【目的別】お問い合わせフォームの項目例一覧|必須・任意の決め方も目的別に解説

お問い合わせフォームにはどんな項目を入れたらいいの…?
電話番号や会社名は必須にするべき?
お問い合わせフォームの目的に合わせて、かつ最低限に絞ることでお問い合わせのハードルを下げられます。
運営者としては、問い合わせの段階でできるだけ多くの情報を集めておきたいものです。しかし、項目を増やすほど、ユーザーの入力負担も増えます。
まだ相談するか迷っているユーザーに、会社名、部署名、住所、電話番号、予算、希望時期などをすべて入力してもらおうとすると、フォームを見ただけで問い合わせをやめてしまうかもしれません。
この記事では、お問い合わせフォームでよく使われる項目と、目的別の項目例、必須項目・任意項目の決め方を解説します。
- お問い合わせフォームでよく使われる項目
- 目的別のお問い合わせフォーム例
- お問い合わせフォームの項目の決め方
お問い合わせフォームの基本となる3項目
一般的なお問い合わせフォームでは、次の3項目を基本に考えます。
| 項目 | 目的 |
|---|---|
| 氏名 | 問い合わせた人を確認する |
| メールアドレス | 問い合わせへの返信に使用する |
| お問い合わせ内容 | 質問や相談の内容を確認する |
この3項目があれば、問い合わせた人と相談内容を確認し、メールで返信できます。もちろん、すべてのフォームが3項目でよいわけではありません。

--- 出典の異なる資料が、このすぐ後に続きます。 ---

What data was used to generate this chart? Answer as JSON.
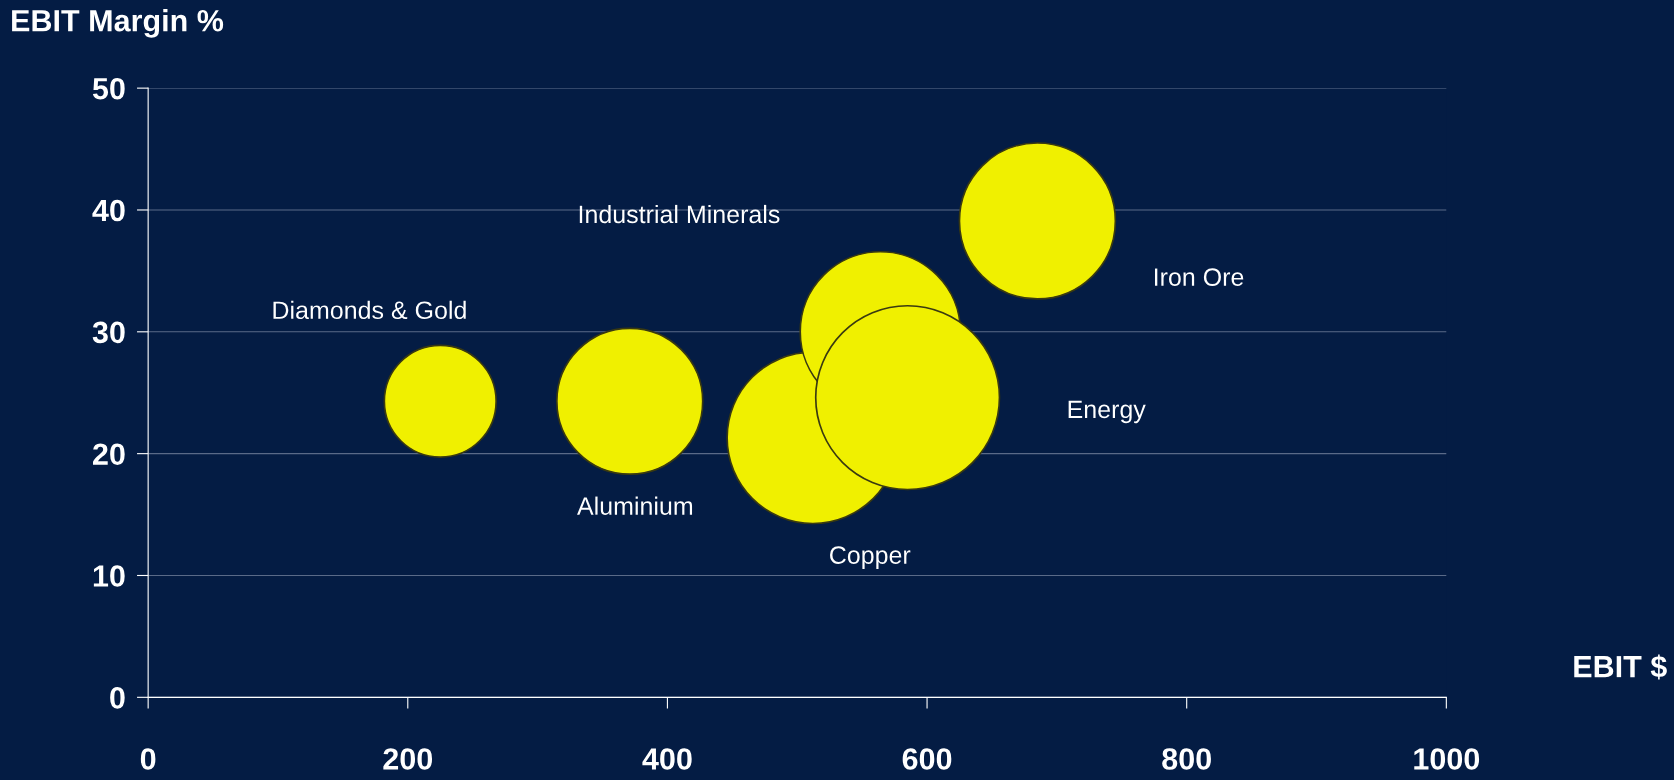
{
  "chart_data": {
    "type": "bubble",
    "xlabel": "EBIT $",
    "ylabel": "EBIT Margin %",
    "xlim": [
      0,
      1000
    ],
    "xticks": [
      0,
      200,
      400,
      600,
      800,
      1000
    ],
    "ylim": [
      0,
      50
    ],
    "yticks": [
      0,
      10,
      20,
      30,
      40,
      50
    ],
    "grid": "y",
    "legend": false,
    "series": [
      {
        "name": "Diamonds & Gold",
        "color": "#f0f000",
        "x": [
          225
        ],
        "values": [
          24.3
        ],
        "sizes": [
          0.37
        ]
      },
      {
        "name": "Aluminium",
        "color": "#f0f000",
        "x": [
          371
        ],
        "values": [
          24.3
        ],
        "sizes": [
          0.63
        ]
      },
      {
        "name": "Copper",
        "color": "#f0f000",
        "x": [
          512
        ],
        "values": [
          21.3
        ],
        "sizes": [
          0.87
        ]
      },
      {
        "name": "Industrial Minerals",
        "color": "#f0f000",
        "x": [
          564
        ],
        "values": [
          30.0
        ],
        "sizes": [
          0.76
        ]
      },
      {
        "name": "Energy",
        "color": "#f0f000",
        "x": [
          585
        ],
        "values": [
          24.6
        ],
        "sizes": [
          1.0
        ]
      },
      {
        "name": "Iron Ore",
        "color": "#f0f000",
        "x": [
          685
        ],
        "values": [
          39.1
        ],
        "sizes": [
          0.72
        ]
      }
    ]
  }
}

例えば、法人限定のサービスであれば会社名が必要になる場合があります。電話で日程調整をするのであれば、電話番号も必要です。
重要なのは、他社のフォームをそのまま真似するのではなく、自社の対応に必要な項目を選ぶことです。
お問い合わせフォームでよく使われる項目一覧
お問い合わせフォームでは、主に次のような項目が使われます。
| 項目 | 主な目的 | 設定の目安 |
|---|---|---|
| 氏名 | 問い合わせた人を確認する | 基本は必須 |
| 氏名(フリガナ) | 氏名の読み間違いを防ぐ | 基本は任意 |
| メールアドレス | 返信に使用する | 基本は必須 |
| お問い合わせ内容 | 質問や相談内容を確認する | 基本は必須 |
| お問い合わせ種別 | 相談内容を分類する | 必要に応じて任意 |
| 会社名・屋号 | 問い合わせ元を確認する | 対象に合わせて必須または任意 |
| 部署名・役職 | 担当部署や立場を確認する | 基本は任意 |
| 電話番号 | 電話連絡に使用する | 電話対応が必要な場合のみ必須 |
| 郵便番号・住所 | 郵送や訪問に使用する | 必要な場合のみ設置 |
| 予算 | 提案内容や対応可否を検討する | 任意または「未定」を用意 |
| 希望時期 | 対応スケジュールを確認する | 任意または「未定」を用意 |
| 参考資料・URL | 現在の状況や希望を確認する | 任意 |
すべての項目を設置する必要はありません。
基本の3項目に、フォームの目的に応じて必要な項目だけを追加しましょう。
【目的別】お問い合わせフォームの項目例
必要な項目は、何を受け付けるフォームなのかによって変わります。
ここでは、代表的な3つの目的に分けて項目例を紹介します。
一般的なお問い合わせフォームの項目例
商品やサービスについての質問、相談、その他の連絡を受け付ける場合は、次の項目を基本に考えます。
| 項目 | 設定 | 目的 |
|---|---|---|
| 氏名 | 必須 | 問い合わせた人を確認する |
| メールアドレス | 必須 | 問い合わせへの返信に使用する |
| お問い合わせ種別 | 任意 | 問い合わせ内容を分類する |
| お問い合わせ内容 | 必須 | 質問や相談の内容を確認する |
お問い合わせ種別には、次のような選択肢を用意できます。
- 商品・サービスについて
- 料金について
- サポートについて
- その他
どの選択肢にも当てはまらないユーザーがいるため、「その他」も用意しておきましょう。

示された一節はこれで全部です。